Kuliah Gratis di Rusia Buka Pendaftaran, Ada Beasiswa S1 hingga Pascadoktoral
Open Doors Russian Scholarship Project menawarkan pembebasan biaya pendidikan, kursus bahasa Rusia gratis, hingga kesempatan riset bagi kandidat post-doc.
Ingin melanjutkan kuliah ke luar negeri tanpa harus membayar biaya pendidikan? Rusia kembali membuka kesempatan bagi pelajar dan akademisi internasional melalui Open Doors Russian Scholarship Project.
Table Of Content
Program beasiswa ini membuka kesempatan bagi calon mahasiswa jenjang S1, S2, dan S3, sekaligus menyediakan peluang bagi peneliti yang ingin melanjutkan karier melalui program pascadoktoral.
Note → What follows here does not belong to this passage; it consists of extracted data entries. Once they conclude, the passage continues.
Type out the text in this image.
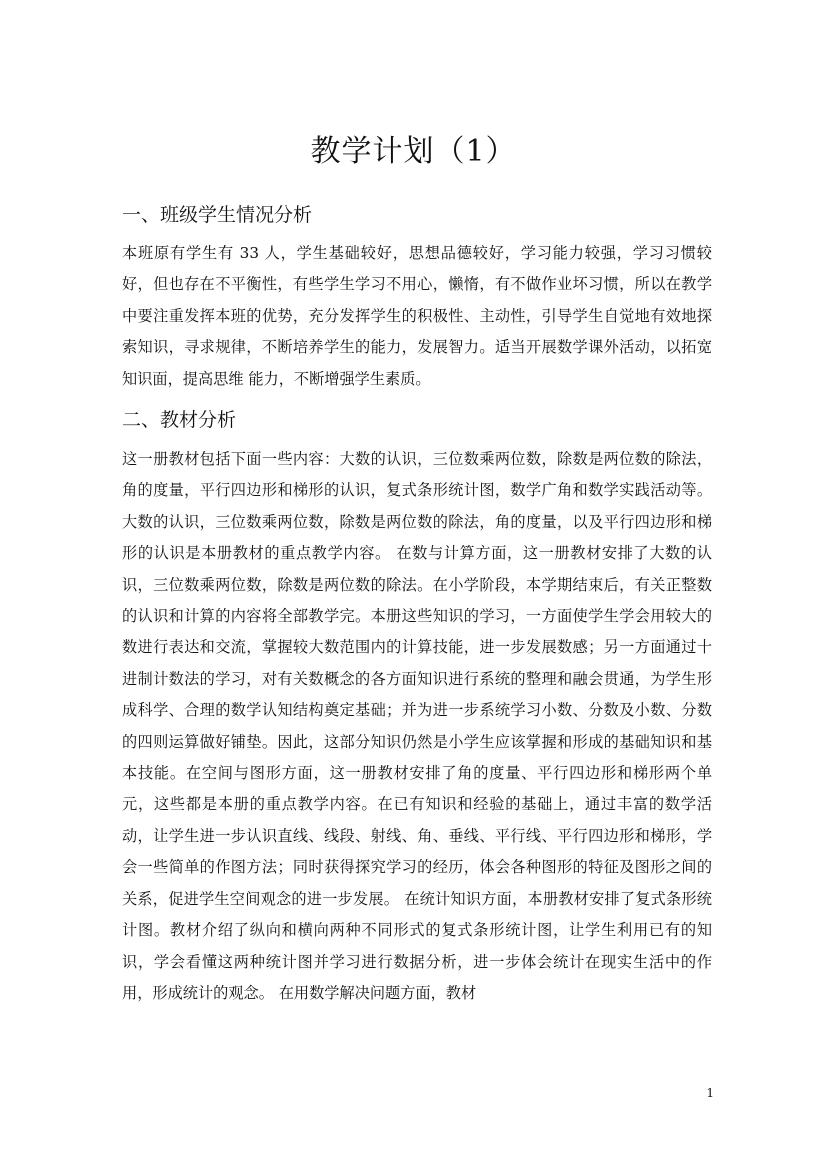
教学计划（1）
一、班级学生情况分析

本班原有学生有 33 人，学生基础较好，思想品德较好，学习能力较强，学习习惯较好，但也存在不平衡性，有些学生学习不用心，懒惰，有不做作业坏习惯，所以在教学中要注重发挥本班的优势，充分发挥学生的积极性、主动性，引导学生自觉地有效地探索知识，寻求规律，不断培养学生的能力，发展智力。适当开展数学课外活动，以拓宽知识面，提高思维 能力，不断增强学生素质。

二、教材分析

这一册教材包括下面一些内容：大数的认识，三位数乘两位数，除数是两位数的除法，角的度量，平行四边形和梯形的认识，复式条形统计图，数学广角和数学实践活动等。大数的认识，三位数乘两位数，除数是两位数的除法，角的度量，以及平行四边形和梯形的认识是本册教材的重点教学内容。 在数与计算方面，这一册教材安排了大数的认识，三位数乘两位数，除数是两位数的除法。在小学阶段，本学期结束后，有关正整数的认识和计算的内容将全部教学完。本册这些知识的学习，一方面使学生学会用较大的数进行表达和交流，掌握较大数范围内的计算技能，进一步发展数感；另一方面通过十进制计数法的学习，对有关数概念的各方面知识进行系统的整理和融会贯通，为学生形成科学、合理的数学认知结构奠定基础；并为进一步系统学习小数、分数及小数、分数的四则运算做好铺垫。因此，这部分知识仍然是小学生应该掌握和形成的基础知识和基本技能。在空间与图形方面，这一册教材安排了角的度量、平行四边形和梯形两个单元，这些都是本册的重点教学内容。在已有知识和经验的基础上，通过丰富的数学活动，让学生进一步认识直线、线段、射线、角、垂线、平行线、平行四边形和梯形，学会一些简单的作图方法；同时获得探究学习的经历，体会各种图形的特征及图形之间的关系，促进学生空间观念的进一步发展。 在统计知识方面，本册教材安排了复式条形统计图。教材介绍了纵向和横向两种不同形式的复式条形统计图，让学生利用已有的知识，学会看懂这两种统计图并学习进行数据分析，进一步体会统计在现实生活中的作用，形成统计的观念。 在用数学解决问题方面，教材

1
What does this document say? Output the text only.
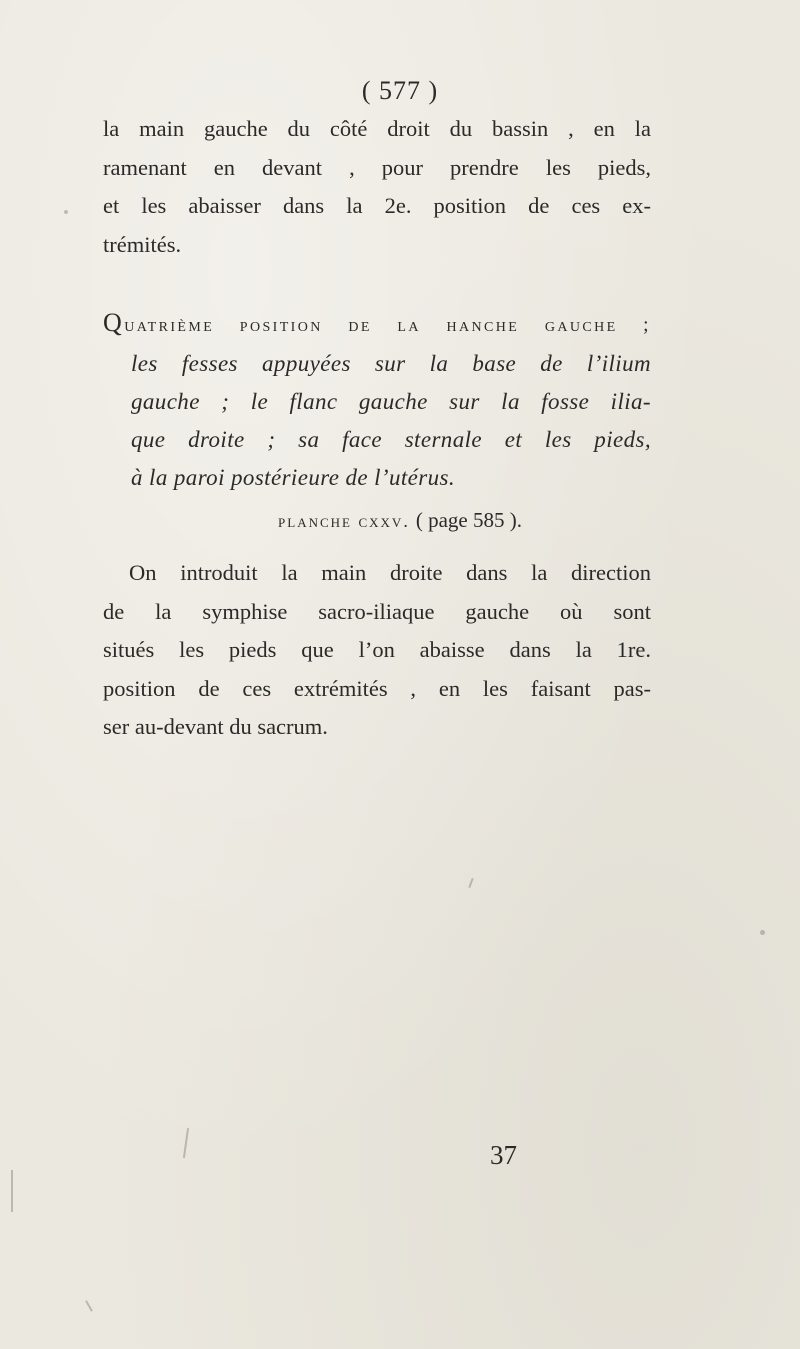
( 577 )
la main gauche du côté droit du bassin , en la
ramenant en devant , pour prendre les pieds,
et les abaisser dans la 2e. position de ces ex-
trémités.
Quatrième position de la hanche gauche ;
les fesses appuyées sur la base de l’ilium
gauche ; le flanc gauche sur la fosse ilia-
que droite ; sa face sternale et les pieds,
à la paroi postérieure de l’utérus.
planche cxxv. ( page 585 ).
On introduit la main droite dans la direction
de la symphise sacro-iliaque gauche où sont
situés les pieds que l’on abaisse dans la 1re.
position de ces extrémités , en les faisant pas-
ser au-devant du sacrum.
37
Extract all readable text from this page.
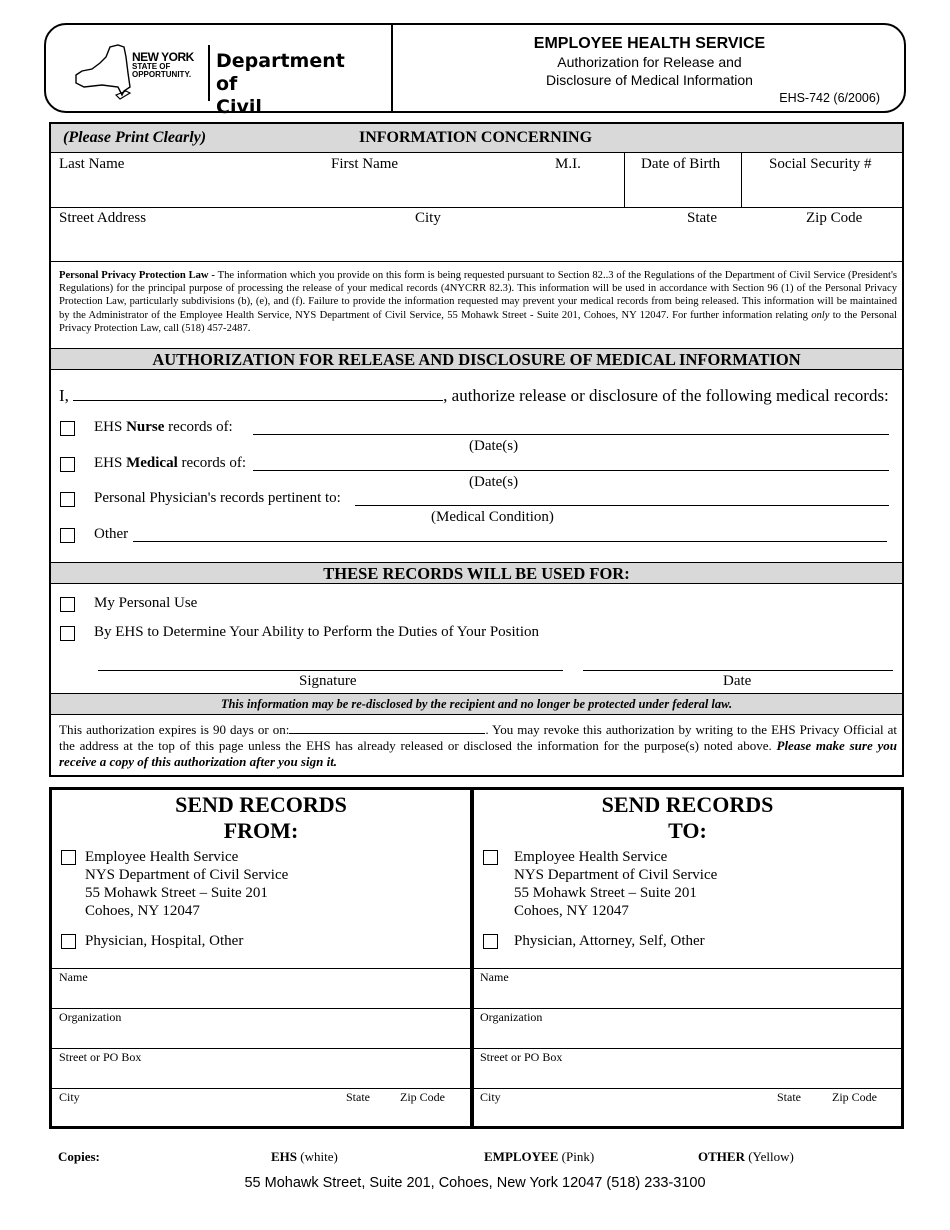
NEW YORK
STATE OF
OPPORTUNITY.
Department of
Civil
EMPLOYEE HEALTH SERVICE
Authorization for Release and
Disclosure of Medical Information
EHS-742 (6/2006)
(Please Print Clearly)	INFORMATION CONCERNING
Last Name	First Name	M.I.	Date of Birth	Social Security #
Street Address	City	State	Zip Code
Personal Privacy Protection Law - The information which you provide on this form is being requested pursuant to Section 82..3 of the Regulations of the Department of Civil Service (President's Regulations) for the principal purpose of processing the release of your medical records (4NYCRR 82.3). This information will be used in accordance with Section 96 (1) of the Personal Privacy Protection Law, particularly subdivisions (b), (e), and (f). Failure to provide the information requested may prevent your medical records from being released. This information will be maintained by the Administrator of the Employee Health Service, NYS Department of Civil Service, 55 Mohawk Street - Suite 201, Cohoes, NY 12047. For further information relating only to the Personal Privacy Protection Law, call (518) 457-2487.
AUTHORIZATION FOR RELEASE AND DISCLOSURE OF MEDICAL INFORMATION
I,	, authorize release or disclosure of the following medical records:
EHS Nurse records of:
(Date(s)
EHS Medical records of:
(Date(s)
Personal Physician's records pertinent to:
(Medical Condition)
Other
THESE RECORDS WILL BE USED FOR:
My Personal Use
By EHS to Determine Your Ability to Perform the Duties of Your Position
Signature	Date
This information may be re-disclosed by the recipient and no longer be protected under federal law.
This authorization expires is 90 days or on:	. You may revoke this authorization by writing to the EHS Privacy Official at the address at the top of this page unless the EHS has already released or disclosed the information for the purpose(s) noted above. Please make sure you receive a copy of this authorization after you sign it.
SEND RECORDS
FROM:
Employee Health Service
NYS Department of Civil Service
55 Mohawk Street – Suite 201
Cohoes, NY 12047
Physician, Hospital, Other
Name
Organization
Street or PO Box
City	State	Zip Code
SEND RECORDS
TO:
Employee Health Service
NYS Department of Civil Service
55 Mohawk Street – Suite 201
Cohoes, NY 12047
Physician, Attorney, Self, Other
Name
Organization
Street or PO Box
City	State	Zip Code
Copies:	EHS (white)	EMPLOYEE (Pink)	OTHER (Yellow)
55 Mohawk Street, Suite 201, Cohoes, New York 12047 (518) 233-3100
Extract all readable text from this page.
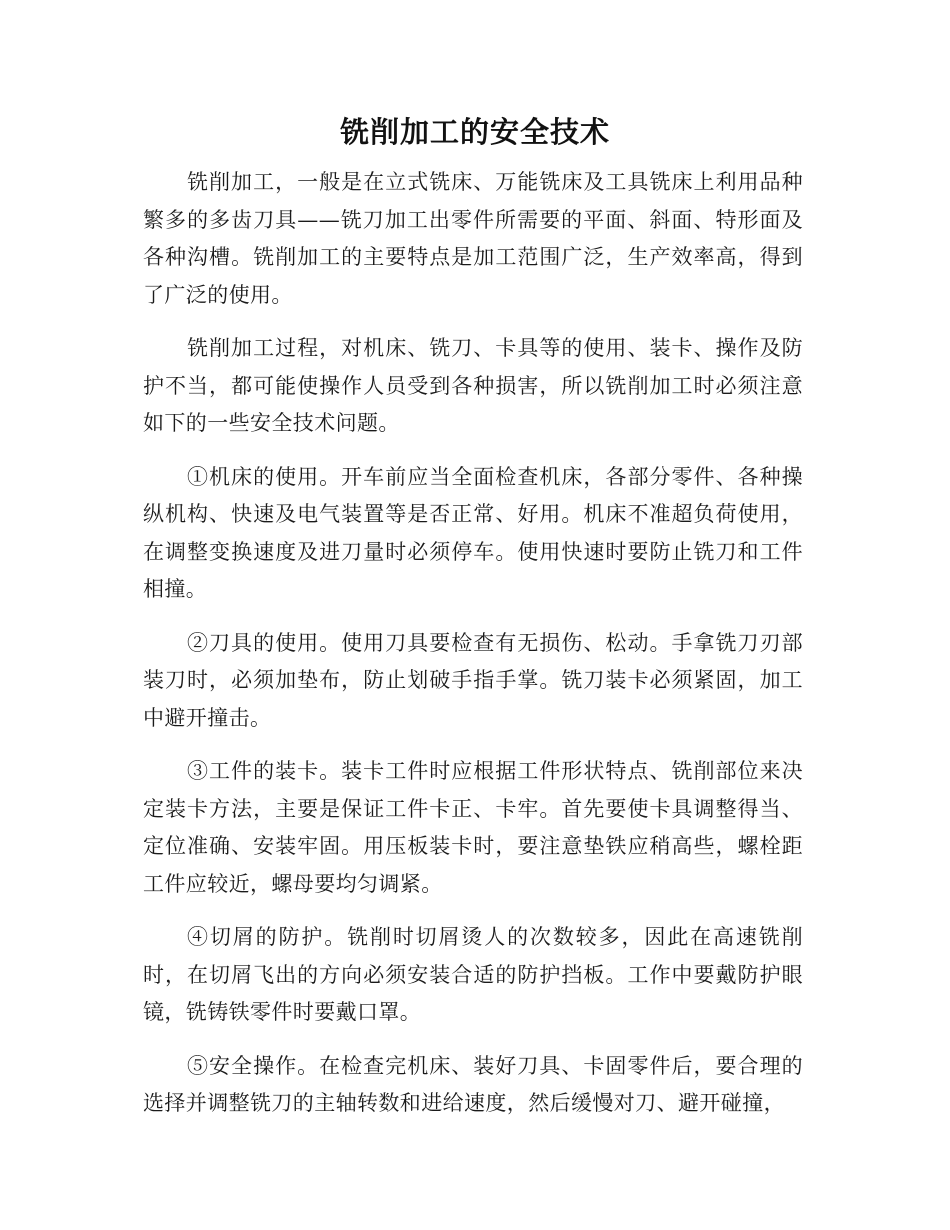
铣削加工的安全技术

铣削加工，一般是在立式铣床、万能铣床及工具铣床上利用品种繁多的多齿刀具——铣刀加工出零件所需要的平面、斜面、特形面及各种沟槽。铣削加工的主要特点是加工范围广泛，生产效率高，得到了广泛的使用。

铣削加工过程，对机床、铣刀、卡具等的使用、装卡、操作及防护不当，都可能使操作人员受到各种损害，所以铣削加工时必须注意如下的一些安全技术问题。

①机床的使用。开车前应当全面检查机床，各部分零件、各种操纵机构、快速及电气装置等是否正常、好用。机床不准超负荷使用，在调整变换速度及进刀量时必须停车。使用快速时要防止铣刀和工件相撞。

②刀具的使用。使用刀具要检查有无损伤、松动。手拿铣刀刃部装刀时，必须加垫布，防止划破手指手掌。铣刀装卡必须紧固，加工中避开撞击。

③工件的装卡。装卡工件时应根据工件形状特点、铣削部位来决定装卡方法，主要是保证工件卡正、卡牢。首先要使卡具调整得当、定位准确、安装牢固。用压板装卡时，要注意垫铁应稍高些，螺栓距工件应较近，螺母要均匀调紧。

④切屑的防护。铣削时切屑烫人的次数较多，因此在高速铣削时，在切屑飞出的方向必须安装合适的防护挡板。工作中要戴防护眼镜，铣铸铁零件时要戴口罩。

⑤安全操作。在检查完机床、装好刀具、卡固零件后，要合理的选择并调整铣刀的主轴转数和进给速度，然后缓慢对刀、避开碰撞，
Pendaftaran masih dibuka hingga 1 November 2026.
Open Doors diselenggarakan oleh Association of Global Universities, sebuah konsorsium perguruan tinggi terkemuka Rusia yang mendapat dukungan dari Kementerian Sains dan Pendidikan Tinggi Rusia.
Menariknya, peserta dapat memilih dari 14 bidang studi yang tersedia dan mengikuti perkuliahan dalam bahasa Inggris maupun bahasa Rusia.
Baca Juga: Beasiswa Cahaya Pintar 2026 Dibuka untuk Siswa SD-SMA, Cek Syarat dan Jadwalnya
Bebas biaya kuliah dan dapat kursus bahasa Rusia
Bagi peserta yang lolos sebagai penerima beasiswa S1, S2, maupun S3, biaya pendidikan pada program studi yang dipilih akan dibebaskan.
Tak hanya itu, penerima beasiswa juga berhak mengikuti kursus bahasa Rusia gratis selama satu tahun. Fasilitas ini dapat menjadi bekal bagi mahasiswa internasional untuk beradaptasi dengan lingkungan akademik dan kehidupan sehari-hari di Rusia.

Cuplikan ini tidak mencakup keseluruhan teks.